The Bush Garden: Essays on the Canadian Imagination, by Northrop Frye. Head Girl, if this is really good I'll let you know--I know you like Frye.

Shakespeare for All Time, by Stanley Wells. Kind of a combination biography and book about productions of his plays. A big fat hardcover, the kind that's so nice to get when it's a birthday gift!
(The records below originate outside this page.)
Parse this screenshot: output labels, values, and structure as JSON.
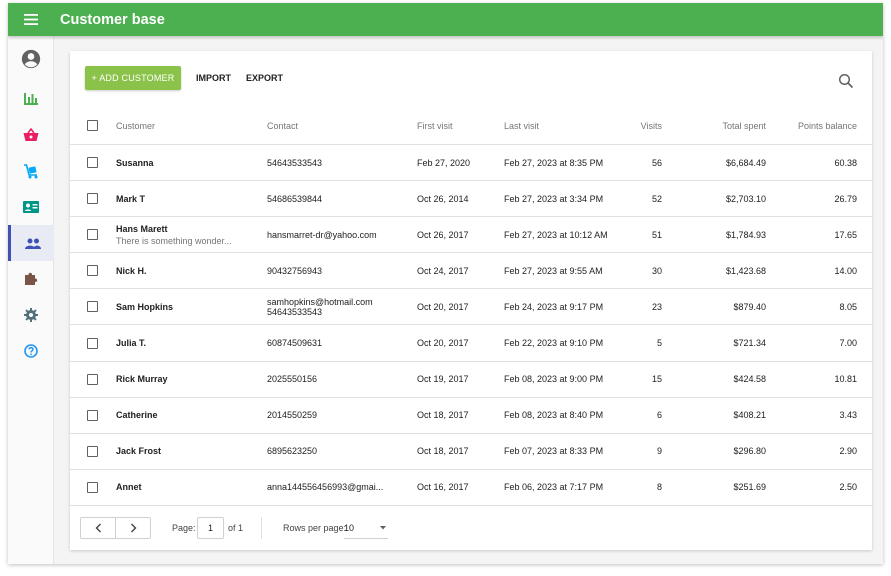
{
  "app": {
    "title": "Customer base"
  },
  "colors": {
    "appbar": "#4caf50",
    "add_button": "#8bc34a",
    "active_nav": "#3f51b5"
  },
  "sidebar": {
    "items": [
      {
        "icon": "account-circle-icon",
        "color": "#616161"
      },
      {
        "icon": "bar-chart-icon",
        "color": "#4caf50"
      },
      {
        "icon": "shopping-basket-icon",
        "color": "#e91e63"
      },
      {
        "icon": "delivery-cart-icon",
        "color": "#03a9f4"
      },
      {
        "icon": "contact-card-icon",
        "color": "#009688"
      },
      {
        "icon": "people-icon",
        "color": "#3f51b5",
        "active": true
      },
      {
        "icon": "puzzle-icon",
        "color": "#795548"
      },
      {
        "icon": "gear-icon",
        "color": "#546e7a"
      },
      {
        "icon": "help-circle-icon",
        "color": "#2196f3"
      }
    ]
  },
  "toolbar": {
    "add_label": "+ ADD CUSTOMER",
    "import_label": "IMPORT",
    "export_label": "EXPORT",
    "search_icon": "search-icon"
  },
  "table": {
    "columns": [
      "Customer",
      "Contact",
      "First visit",
      "Last visit",
      "Visits",
      "Total spent",
      "Points balance"
    ],
    "rows": [
      {
        "name": "Susanna",
        "note": "",
        "contact": "54643533543",
        "contact2": "",
        "first_visit": "Feb 27, 2020",
        "last_visit": "Feb 27, 2023 at 8:35 PM",
        "visits": "56",
        "total_spent": "$6,684.49",
        "points": "60.38"
      },
      {
        "name": "Mark T",
        "note": "",
        "contact": "54686539844",
        "contact2": "",
        "first_visit": "Oct 26, 2014",
        "last_visit": "Feb 27, 2023 at 3:34 PM",
        "visits": "52",
        "total_spent": "$2,703.10",
        "points": "26.79"
      },
      {
        "name": "Hans Marett",
        "note": "There is something wonder...",
        "contact": "hansmarret-dr@yahoo.com",
        "contact2": "",
        "first_visit": "Oct 26, 2017",
        "last_visit": "Feb 27, 2023 at 10:12 AM",
        "visits": "51",
        "total_spent": "$1,784.93",
        "points": "17.65"
      },
      {
        "name": "Nick H.",
        "note": "",
        "contact": "90432756943",
        "contact2": "",
        "first_visit": "Oct 24, 2017",
        "last_visit": "Feb 27, 2023 at 9:55 AM",
        "visits": "30",
        "total_spent": "$1,423.68",
        "points": "14.00"
      },
      {
        "name": "Sam Hopkins",
        "note": "",
        "contact": "samhopkins@hotmail.com",
        "contact2": "54643533543",
        "first_visit": "Oct 20, 2017",
        "last_visit": "Feb 24, 2023 at 9:17 PM",
        "visits": "23",
        "total_spent": "$879.40",
        "points": "8.05"
      },
      {
        "name": "Julia T.",
        "note": "",
        "contact": "60874509631",
        "contact2": "",
        "first_visit": "Oct 20, 2017",
        "last_visit": "Feb 22, 2023 at 9:10 PM",
        "visits": "5",
        "total_spent": "$721.34",
        "points": "7.00"
      },
      {
        "name": "Rick Murray",
        "note": "",
        "contact": "2025550156",
        "contact2": "",
        "first_visit": "Oct 19, 2017",
        "last_visit": "Feb 08, 2023 at 9:00 PM",
        "visits": "15",
        "total_spent": "$424.58",
        "points": "10.81"
      },
      {
        "name": "Catherine",
        "note": "",
        "contact": "2014550259",
        "contact2": "",
        "first_visit": "Oct 18, 2017",
        "last_visit": "Feb 08, 2023 at 8:40 PM",
        "visits": "6",
        "total_spent": "$408.21",
        "points": "3.43"
      },
      {
        "name": "Jack Frost",
        "note": "",
        "contact": "6895623250",
        "contact2": "",
        "first_visit": "Oct 18, 2017",
        "last_visit": "Feb 07, 2023 at 8:33 PM",
        "visits": "9",
        "total_spent": "$296.80",
        "points": "2.90"
      },
      {
        "name": "Annet",
        "note": "",
        "contact": "anna144556456993@gmai...",
        "contact2": "",
        "first_visit": "Oct 16, 2017",
        "last_visit": "Feb 06, 2023 at 7:17 PM",
        "visits": "8",
        "total_spent": "$251.69",
        "points": "2.50"
      }
    ]
  },
  "pagination": {
    "page_label": "Page:",
    "page_value": "1",
    "of_label": "of 1",
    "rows_per_page_label": "Rows per page:",
    "rows_per_page_value": "10"
  }
}
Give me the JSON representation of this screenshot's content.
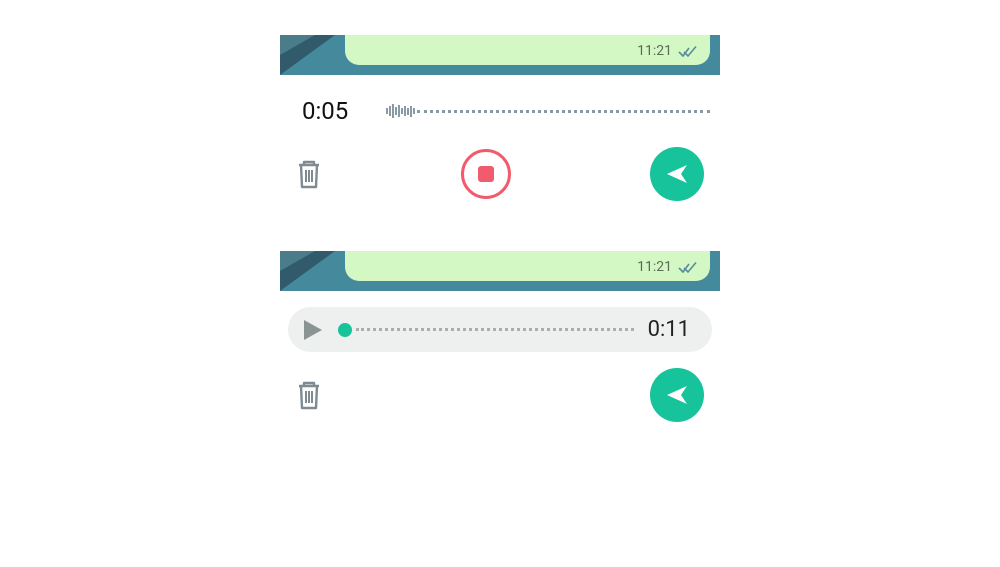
{
  "recording": {
    "bubble_time": "11:21",
    "elapsed": "0:05"
  },
  "preview": {
    "bubble_time": "11:21",
    "duration": "0:11"
  },
  "colors": {
    "accent": "#17c39b",
    "stop": "#f05c6c",
    "bubble": "#d4f8c4",
    "strip": "#448a9c"
  }
}
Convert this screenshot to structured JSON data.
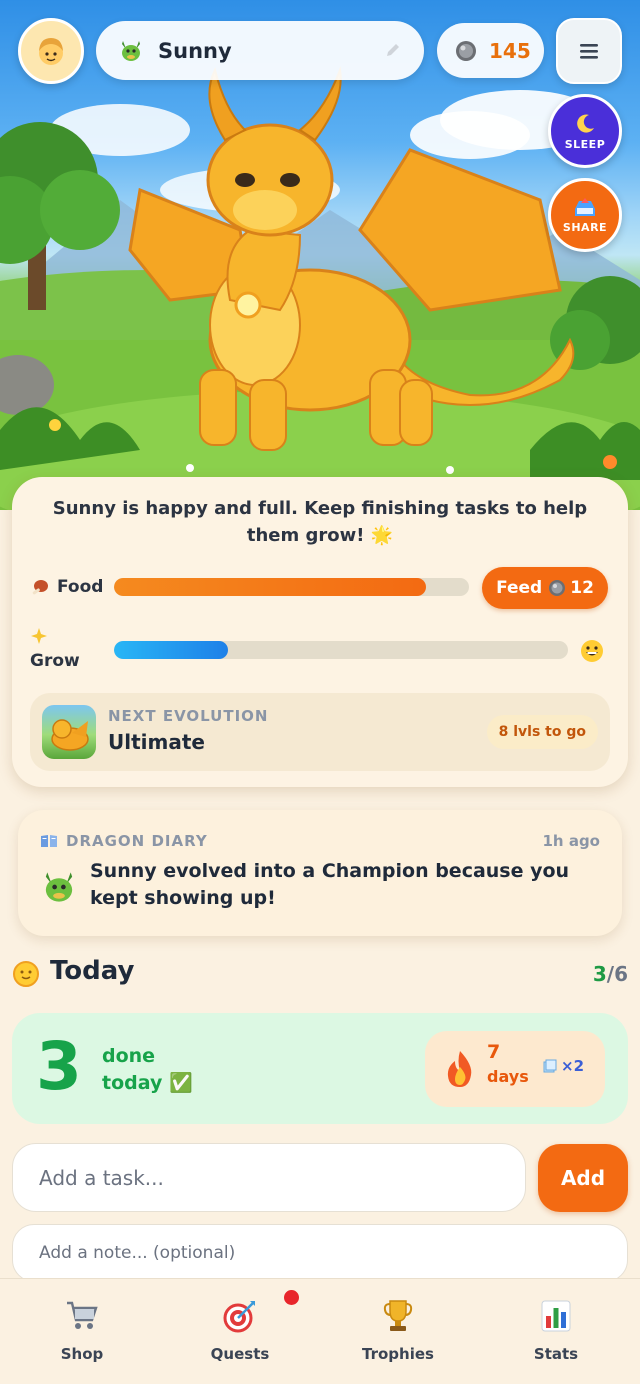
{
  "header": {
    "pet_name": "Sunny",
    "coins": "145",
    "sleep_label": "SLEEP",
    "share_label": "SHARE"
  },
  "status": {
    "message": "Sunny is happy and full. Keep finishing tasks to help them grow! 🌟",
    "food_label": "Food",
    "food_level": 0.88,
    "feed_button": "Feed",
    "feed_cost": "12",
    "grow_label": "Grow",
    "grow_level": 0.25,
    "mood_emoji": "😄"
  },
  "evolution": {
    "kicker": "NEXT EVOLUTION",
    "title": "Ultimate",
    "badge": "8 lvls to go"
  },
  "diary": {
    "kicker": "DRAGON DIARY",
    "time": "1h ago",
    "text": "Sunny evolved into a Champion because you kept showing up!"
  },
  "today": {
    "title": "Today",
    "done_count": "3",
    "total": "/6",
    "done_number": "3",
    "done_label_1": "done",
    "done_label_2": "today ✅",
    "streak_number": "7",
    "streak_unit": "days",
    "multiplier": "×2"
  },
  "inputs": {
    "task_placeholder": "Add a task...",
    "add_label": "Add",
    "note_placeholder": "Add a note... (optional)"
  },
  "nav": {
    "items": [
      {
        "label": "Shop",
        "icon": "cart-icon"
      },
      {
        "label": "Quests",
        "icon": "target-icon"
      },
      {
        "label": "Trophies",
        "icon": "trophy-icon"
      },
      {
        "label": "Stats",
        "icon": "bar-chart-icon"
      }
    ]
  },
  "colors": {
    "accent_orange": "#f36a12",
    "success_green": "#17a34a",
    "sleep_purple": "#4a2fd9",
    "grow_blue": "#2196f3"
  }
}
So the nest is well stocked with reading matter for the next while. And what did Mama Squirrel stay up till midnight reading? None of these. "The Queen of Air and Darkness," book Two of The Once and Future King, which she also picked up at the bookstore for The Apprentice. Some of it reminded her of a Flintstones episode about a lovesick monster, but she doesn't want to spoil the whole thing for The Apprentice by giving away too much.

Tuesday, March 08, 2005

Friday, March 04, 2005


Crayons (almost 4) got her name because that's what she likes to do most, crayon; she likes to cut and glue too, but picture-making is her favourite thing. If she doesn't have crayons around, she makes pictures on the floor with Cuisenaire rods or pieces of Duplo. Her last Cuisenaire rod creation was a person with hair made of long yellow rods and some short red rods on top. When asked, she said the red rods were "highlights."
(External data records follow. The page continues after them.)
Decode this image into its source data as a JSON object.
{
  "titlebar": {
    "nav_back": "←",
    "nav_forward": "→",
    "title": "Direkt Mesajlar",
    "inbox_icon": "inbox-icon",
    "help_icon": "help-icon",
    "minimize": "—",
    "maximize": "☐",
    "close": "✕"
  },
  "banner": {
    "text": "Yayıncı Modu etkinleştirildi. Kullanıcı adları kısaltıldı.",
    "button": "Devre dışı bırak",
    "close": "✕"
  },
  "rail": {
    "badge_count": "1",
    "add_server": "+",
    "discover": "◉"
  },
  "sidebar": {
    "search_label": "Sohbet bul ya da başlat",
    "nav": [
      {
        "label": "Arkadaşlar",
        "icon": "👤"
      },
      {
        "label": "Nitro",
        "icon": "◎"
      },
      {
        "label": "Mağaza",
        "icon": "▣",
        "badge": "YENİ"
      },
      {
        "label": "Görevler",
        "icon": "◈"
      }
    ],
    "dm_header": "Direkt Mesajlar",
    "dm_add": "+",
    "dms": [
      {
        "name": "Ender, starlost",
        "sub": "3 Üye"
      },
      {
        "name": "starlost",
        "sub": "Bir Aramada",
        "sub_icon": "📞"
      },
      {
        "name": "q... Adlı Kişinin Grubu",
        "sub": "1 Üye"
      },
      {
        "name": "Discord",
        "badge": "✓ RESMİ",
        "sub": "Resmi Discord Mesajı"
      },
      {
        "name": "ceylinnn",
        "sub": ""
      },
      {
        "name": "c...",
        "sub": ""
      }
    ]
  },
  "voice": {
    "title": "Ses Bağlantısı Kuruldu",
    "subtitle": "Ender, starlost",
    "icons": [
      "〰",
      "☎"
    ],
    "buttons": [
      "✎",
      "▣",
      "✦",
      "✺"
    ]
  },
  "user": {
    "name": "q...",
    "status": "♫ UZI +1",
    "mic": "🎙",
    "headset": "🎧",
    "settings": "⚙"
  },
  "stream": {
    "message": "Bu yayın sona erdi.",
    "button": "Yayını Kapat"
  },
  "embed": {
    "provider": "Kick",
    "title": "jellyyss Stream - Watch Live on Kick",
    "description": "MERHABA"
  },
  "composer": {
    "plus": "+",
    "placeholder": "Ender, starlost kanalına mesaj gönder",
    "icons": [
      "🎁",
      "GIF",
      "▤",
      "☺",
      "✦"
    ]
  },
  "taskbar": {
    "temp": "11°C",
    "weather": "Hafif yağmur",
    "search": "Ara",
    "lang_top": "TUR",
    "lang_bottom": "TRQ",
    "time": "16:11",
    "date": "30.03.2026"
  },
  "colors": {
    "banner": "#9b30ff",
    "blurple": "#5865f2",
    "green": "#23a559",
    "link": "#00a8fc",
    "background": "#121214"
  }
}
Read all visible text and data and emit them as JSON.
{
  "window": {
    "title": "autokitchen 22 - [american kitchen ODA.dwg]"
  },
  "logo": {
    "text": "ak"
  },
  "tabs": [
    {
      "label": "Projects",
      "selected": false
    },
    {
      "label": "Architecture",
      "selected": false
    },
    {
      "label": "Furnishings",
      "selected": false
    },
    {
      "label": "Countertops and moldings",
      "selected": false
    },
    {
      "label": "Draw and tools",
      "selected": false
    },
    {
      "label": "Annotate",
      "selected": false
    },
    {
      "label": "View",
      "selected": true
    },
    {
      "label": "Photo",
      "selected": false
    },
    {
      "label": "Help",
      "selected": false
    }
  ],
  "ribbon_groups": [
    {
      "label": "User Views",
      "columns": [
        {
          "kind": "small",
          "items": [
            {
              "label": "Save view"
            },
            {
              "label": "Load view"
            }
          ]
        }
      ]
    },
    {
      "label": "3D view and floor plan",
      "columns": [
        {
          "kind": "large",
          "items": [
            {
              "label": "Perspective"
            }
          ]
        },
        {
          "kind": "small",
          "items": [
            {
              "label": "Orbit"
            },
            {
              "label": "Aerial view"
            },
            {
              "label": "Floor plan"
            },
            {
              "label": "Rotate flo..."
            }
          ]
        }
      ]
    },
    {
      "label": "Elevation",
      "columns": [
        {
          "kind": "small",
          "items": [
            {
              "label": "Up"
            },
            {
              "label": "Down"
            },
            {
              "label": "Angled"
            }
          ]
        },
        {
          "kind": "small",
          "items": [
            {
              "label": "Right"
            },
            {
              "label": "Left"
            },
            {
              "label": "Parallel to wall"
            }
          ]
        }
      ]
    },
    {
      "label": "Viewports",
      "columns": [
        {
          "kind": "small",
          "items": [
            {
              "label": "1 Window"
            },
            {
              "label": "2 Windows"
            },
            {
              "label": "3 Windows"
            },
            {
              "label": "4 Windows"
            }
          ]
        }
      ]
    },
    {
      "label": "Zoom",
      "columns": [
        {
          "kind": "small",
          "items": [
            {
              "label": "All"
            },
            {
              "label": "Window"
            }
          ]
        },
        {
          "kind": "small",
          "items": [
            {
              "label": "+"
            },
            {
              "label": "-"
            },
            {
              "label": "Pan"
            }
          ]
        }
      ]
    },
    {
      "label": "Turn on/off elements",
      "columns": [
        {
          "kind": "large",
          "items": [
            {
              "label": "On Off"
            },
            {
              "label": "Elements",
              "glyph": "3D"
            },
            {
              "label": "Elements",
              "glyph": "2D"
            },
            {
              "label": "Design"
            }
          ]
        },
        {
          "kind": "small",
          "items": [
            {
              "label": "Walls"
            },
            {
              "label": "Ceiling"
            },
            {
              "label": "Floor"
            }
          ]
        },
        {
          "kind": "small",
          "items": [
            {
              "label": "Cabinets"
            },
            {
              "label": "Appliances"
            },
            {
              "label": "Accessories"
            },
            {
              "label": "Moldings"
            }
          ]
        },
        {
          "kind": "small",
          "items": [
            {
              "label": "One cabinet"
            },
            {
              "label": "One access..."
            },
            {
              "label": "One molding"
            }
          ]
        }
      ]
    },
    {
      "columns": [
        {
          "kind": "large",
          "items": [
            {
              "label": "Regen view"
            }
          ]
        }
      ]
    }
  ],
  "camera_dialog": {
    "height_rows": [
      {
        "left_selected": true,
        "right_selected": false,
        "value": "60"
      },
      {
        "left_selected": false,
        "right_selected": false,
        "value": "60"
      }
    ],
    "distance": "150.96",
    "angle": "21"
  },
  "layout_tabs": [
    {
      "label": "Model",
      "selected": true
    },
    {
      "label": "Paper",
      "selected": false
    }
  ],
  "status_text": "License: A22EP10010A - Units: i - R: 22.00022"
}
Crayons says that when she's big, she'd like to be "married, Santa Claus, and a really big girl."

Happy Jack: Narration by Ponytails

Hi, my name is Ponytails. My little sister is Crayons, my big sister is The Apprentice, my mom is Mama Squirrel and my dad is Mr. Fixit. My favourite thing in school is copywork. The thing that I'm best at is math. I am reading Happy Jack Squirrel. There is this squirrel named Happy Jack Squirrel, he's a gray squirrel. And he walked by a hickory tree, and he saw all these big juicy nuts. And then his cousin Chatterer the Red Squirrel came along, but he was scolding and stuff. Happy Jack hoped he didn't see the big fat juicy nuts. He hoped that he would get all of them, just like a hog. But he took one of the big juicy nuts, Happy Jack did, and he was ticklish, so he started to hug himself. And of course, holding a big fat prickly nut, he dropped it, right on the head of Chatterer. And of course he said, "Did you do that on purpose?" "I didn't," said Happy Jack. "You did!" said Chatterer. "I didn't!" "You did!" Look at those two foolish little squirrels, fighting over nuts.
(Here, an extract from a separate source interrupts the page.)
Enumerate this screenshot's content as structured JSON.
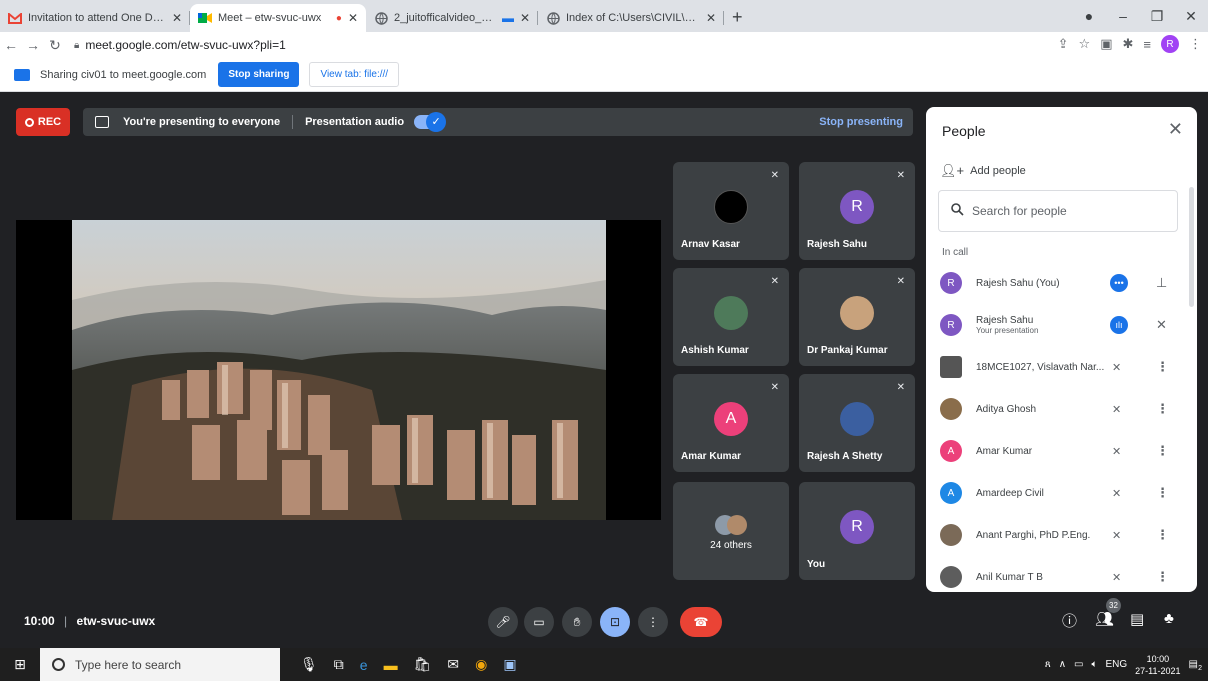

But Happy Jack's tiniest little cousin, a striped chipmunk, gathered all the nuts that Happy Jack and Chatterer made fall down because they were fighting. The end!

Thursday, March 03, 2005

Saddest thing

Mama Squirrel is trying to escape from the cold bleak reality of snow piled deep around the treehouse, by watching movies like "In the Heat of the Night" and reading books about books. In Reading Lists for College Bound Students, by Doug Estell and some other people, Professor Huck Gutman from the University of Vermont says that students should do something before college in addition to reading lots of books. "Go to art museums. My most depressing experience of the past two years has been teaching Robert Lowell's wonderful 'last' poem, 'Epilogue' in which he compares what he does with words to what Vermeer did with paints. In two years, two classes, 60 students, no student knew who Vermeer was!" (p. 338)

Mama Squirrel is sad too, so she's going to make a point of introducing the young squirrels to Vermeer at the earliest possible point.